Another criticism levelled towards the programme from parents going through the diagnostic process for their children is that the diagnosis seemed to be given very quickly. In reality, depending on where you live, a diagnosis of autism in the UK can take up to 4 years from when parents first suspect that their child may be autistic to when an official diagnosis is given. This means that, by the time autism is diagnosed, most parents have already accepted that this is what the diagnosis will be, unlike Joe’s parents in the programme. I think this is generally a case of artistic licence to fit in with the timings of the programme. I do think it would have been interesting to have a set of parents who were relieved at the diagnosis rather then initially in denial though.

Others have expressed the opinion that the character with autism should have been a girl or from an African, Asian or Far Eastern background as these factors often make diagnosis harder and cultural factors mean that autism is treated very differently in certain communities and thus under diagnosed in certain communities. Some people thought that the programme should have explored an adult receiving a diagnosis rather then a young child. Much as I agree that exploring different options would be interesting, I did think the programme was brilliant anyway. I particularly liked the fact that it showed people’s misconceptions about autism. Joe’s grandad Maurice says when he first hears the news, “But he talks, he smiles, he looks people in the eye. How can he be autistic?” I know that the producers of the programme worked very closely with the National Autistic Society to ensure that they portrayed every aspect of autism as accurately as possible and I thought it was great that this misconception was addressed early on. This misconception can be a very damaging one-I have come across people in the autism community online who have been told by medical professionals that they cannot have autism because they can maintain eye contact with the professional who is assessing them. These are people who are desperately fighting for a diagnosis because they are struggling only for a diagnosis to be dismissed because they can look into someone’s eyes. It sounds unbelievable but sadly it’s true.

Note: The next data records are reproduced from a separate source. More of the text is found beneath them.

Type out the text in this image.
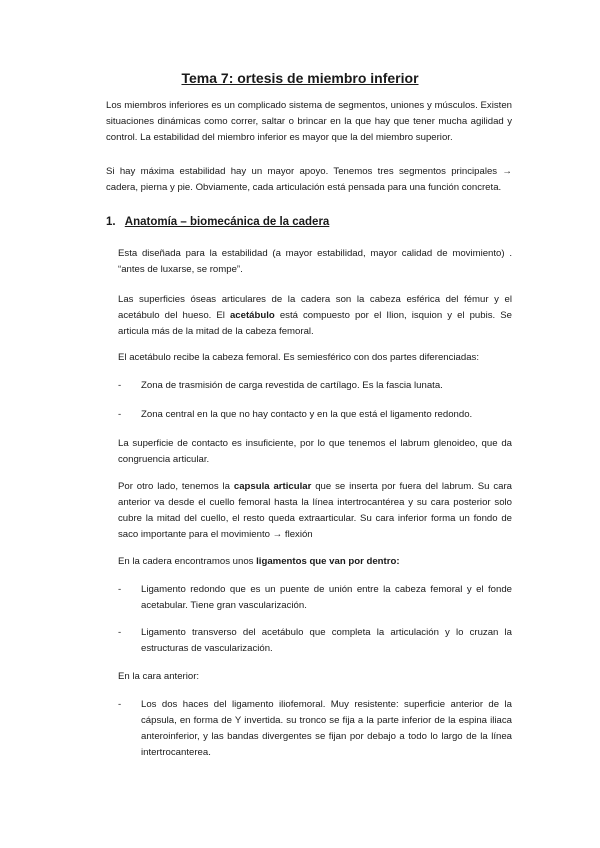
Tema 7: ortesis de miembro inferior

Los miembros inferiores es un complicado sistema de segmentos, uniones y músculos. Existen situaciones dinámicas como correr, saltar o brincar en la que hay que tener mucha agilidad y control. La estabilidad del miembro inferior es mayor que la del miembro superior.

Si hay máxima estabilidad hay un mayor apoyo. Tenemos tres segmentos principales → cadera, pierna y pie. Obviamente, cada articulación está pensada para una función concreta.

1. Anatomía – biomecánica de la cadera

Esta diseñada para la estabilidad (a mayor estabilidad, mayor calidad de movimiento) . “antes de luxarse, se rompe”.

Las superficies óseas articulares de la cadera son la cabeza esférica del fémur y el acetábulo del hueso. El acetábulo está compuesto por el Ilion, isquion y el pubis. Se articula más de la mitad de la cabeza femoral.

El acetábulo recibe la cabeza femoral. Es semiesférico con dos partes diferenciadas:

- Zona de trasmisión de carga revestida de cartílago. Es la fascia lunata.

- Zona central en la que no hay contacto y en la que está el ligamento redondo.

La superficie de contacto es insuficiente, por lo que tenemos el labrum glenoideo, que da congruencia articular.

Por otro lado, tenemos la capsula articular que se inserta por fuera del labrum. Su cara anterior va desde el cuello femoral hasta la línea intertrocantérea y su cara posterior solo cubre la mitad del cuello, el resto queda extraarticular. Su cara inferior forma un fondo de saco importante para el movimiento → flexión

En la cadera encontramos unos ligamentos que van por dentro:

- Ligamento redondo que es un puente de unión entre la cabeza femoral y el fonde acetabular. Tiene gran vascularización.

- Ligamento transverso del acetábulo que completa la articulación y lo cruzan la estructuras de vascularización.

En la cara anterior:

- Los dos haces del ligamento iliofemoral. Muy resistente: superficie anterior de la cápsula, en forma de Y invertida. su tronco se fija a la parte inferior de la espina iliaca anteroinferior, y las bandas divergentes se fijan por debajo a todo lo largo de la línea intertrocanterea.
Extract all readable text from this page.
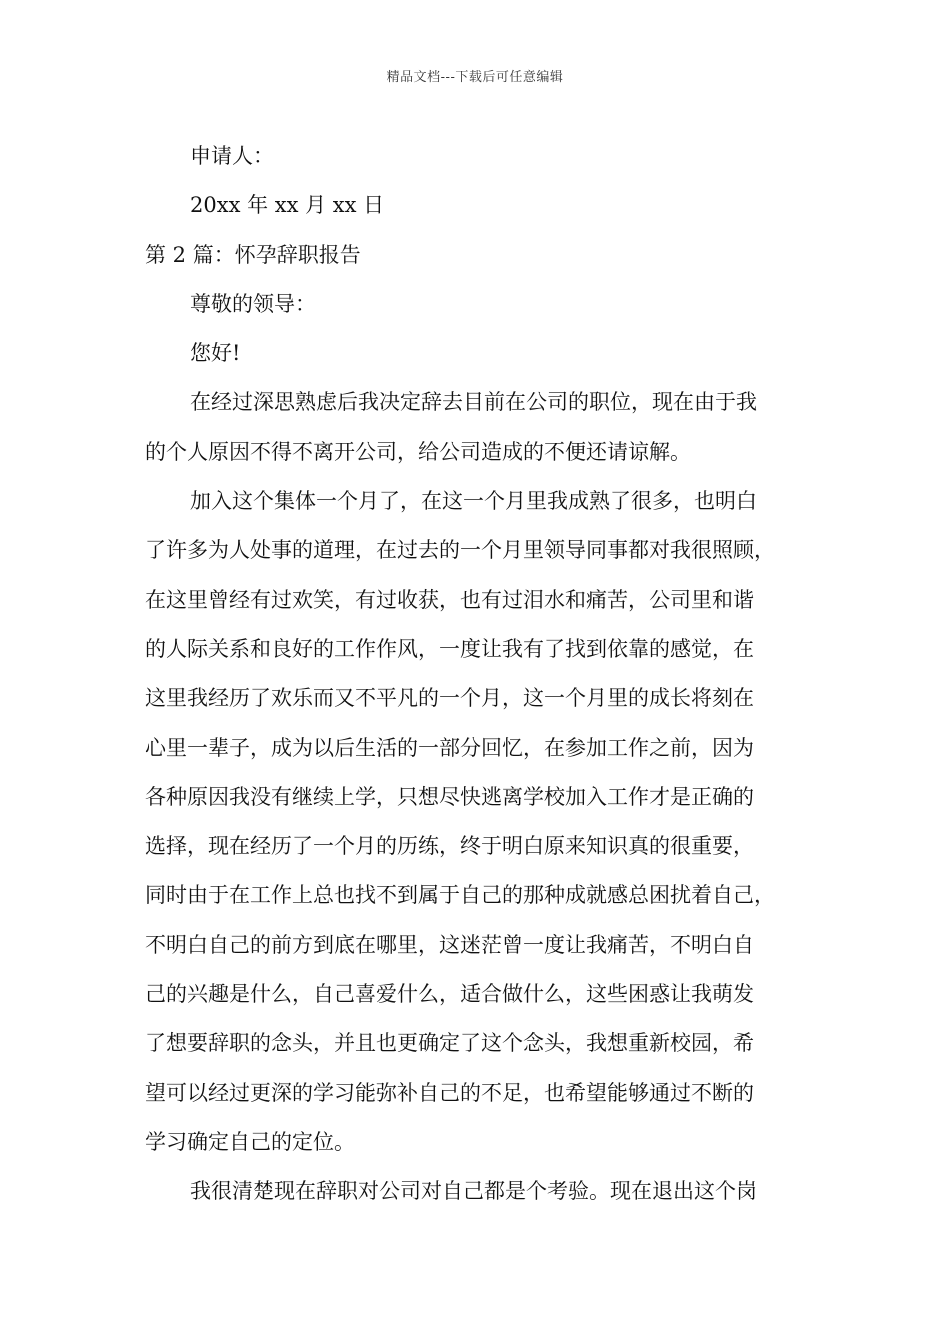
精品文档---下载后可任意编辑
申请人：
20xx 年 xx 月 xx 日
第 2 篇：怀孕辞职报告
尊敬的领导：
您好!
在经过深思熟虑后我决定辞去目前在公司的职位，现在由于我
的个人原因不得不离开公司，给公司造成的不便还请谅解。
加入这个集体一个月了，在这一个月里我成熟了很多，也明白
了许多为人处事的道理，在过去的一个月里领导同事都对我很照顾，
在这里曾经有过欢笑，有过收获，也有过泪水和痛苦，公司里和谐
的人际关系和良好的工作作风，一度让我有了找到依靠的感觉，在
这里我经历了欢乐而又不平凡的一个月，这一个月里的成长将刻在
心里一辈子，成为以后生活的一部分回忆，在参加工作之前，因为
各种原因我没有继续上学，只想尽快逃离学校加入工作才是正确的
选择，现在经历了一个月的历练，终于明白原来知识真的很重要，
同时由于在工作上总也找不到属于自己的那种成就感总困扰着自己，
不明白自己的前方到底在哪里，这迷茫曾一度让我痛苦，不明白自
己的兴趣是什么，自己喜爱什么，适合做什么，这些困惑让我萌发
了想要辞职的念头，并且也更确定了这个念头，我想重新校园，希
望可以经过更深的学习能弥补自己的不足，也希望能够通过不断的
学习确定自己的定位。
我很清楚现在辞职对公司对自己都是个考验。现在退出这个岗
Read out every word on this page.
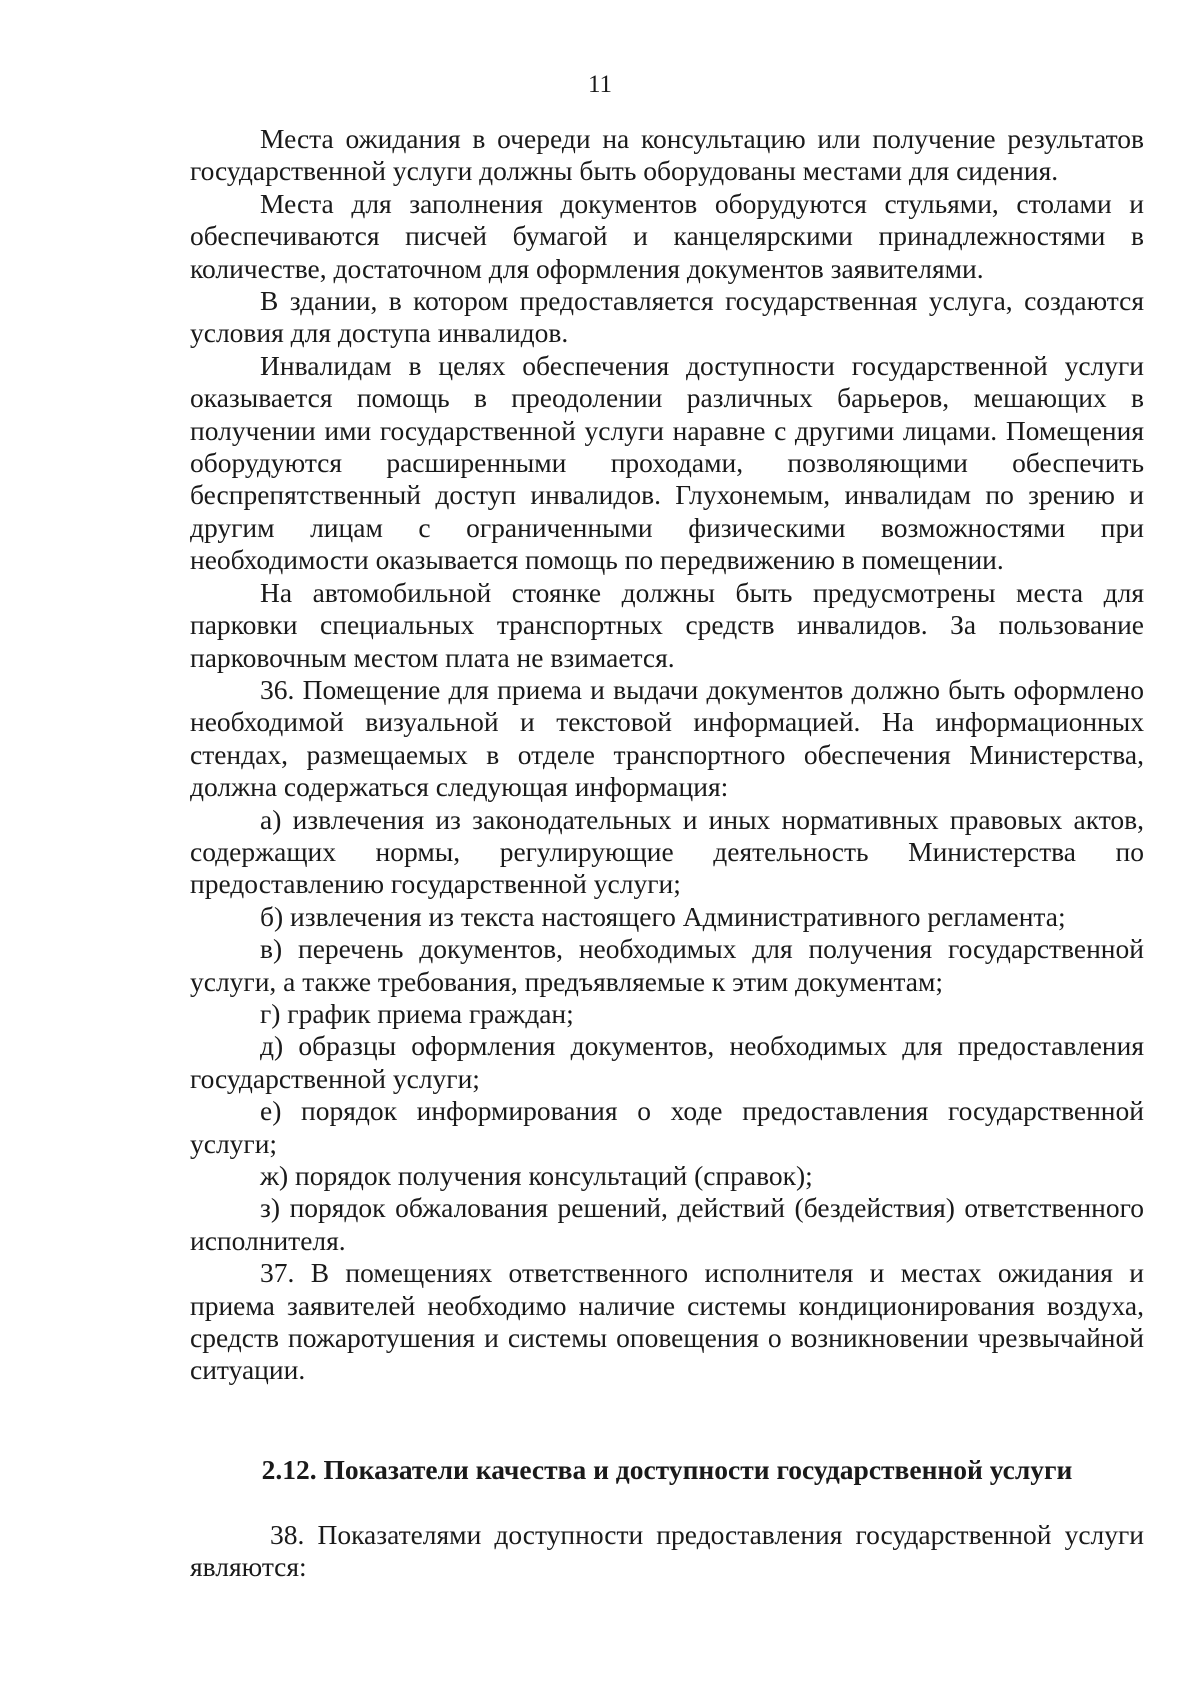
11

Места ожидания в очереди на консультацию или получение результатов государственной услуги должны быть оборудованы местами для сидения.

Места для заполнения документов оборудуются стульями, столами и обеспечиваются писчей бумагой и канцелярскими принадлежностями в количестве, достаточном для оформления документов заявителями.

В здании, в котором предоставляется государственная услуга, создаются условия для доступа инвалидов.

Инвалидам в целях обеспечения доступности государственной услуги оказывается помощь в преодолении различных барьеров, мешающих в получении ими государственной услуги наравне с другими лицами. Помещения оборудуются расширенными проходами, позволяющими обеспечить беспрепятственный доступ инвалидов. Глухонемым, инвалидам по зрению и другим лицам с ограниченными физическими возможностями при необходимости оказывается помощь по передвижению в помещении.

На автомобильной стоянке должны быть предусмотрены места для парковки специальных транспортных средств инвалидов. За пользование парковочным местом плата не взимается.

36. Помещение для приема и выдачи документов должно быть оформлено необходимой визуальной и текстовой информацией. На информационных стендах, размещаемых в отделе транспортного обеспечения Министерства, должна содержаться следующая информация:

а) извлечения из законодательных и иных нормативных правовых актов, содержащих нормы, регулирующие деятельность Министерства по предоставлению государственной услуги;

б) извлечения из текста настоящего Административного регламента;

в) перечень документов, необходимых для получения государственной услуги, а также требования, предъявляемые к этим документам;

г) график приема граждан;

д) образцы оформления документов, необходимых для предоставления государственной услуги;

е) порядок информирования о ходе предоставления государственной услуги;

ж) порядок получения консультаций (справок);

з) порядок обжалования решений, действий (бездействия) ответственного исполнителя.

37. В помещениях ответственного исполнителя и местах ожидания и приема заявителей необходимо наличие системы кондиционирования воздуха, средств пожаротушения и системы оповещения о возникновении чрезвычайной ситуации.

2.12. Показатели качества и доступности государственной услуги

38. Показателями доступности предоставления государственной услуги являются:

Overall I loved the programme. I would love for there to be a second series following Joe as a teenager to explore the many issues with puberty and the spectrum and also to explore the mental health problems that often come from years of feeling different from others, such as depression and anxiety. Joe did not seem to care that he was different during this series because of his age but I can guarantee, from my own experience, that, as he grew, he probably would start noticing and caring and it would be interesting to see how this was tackled in a separate series.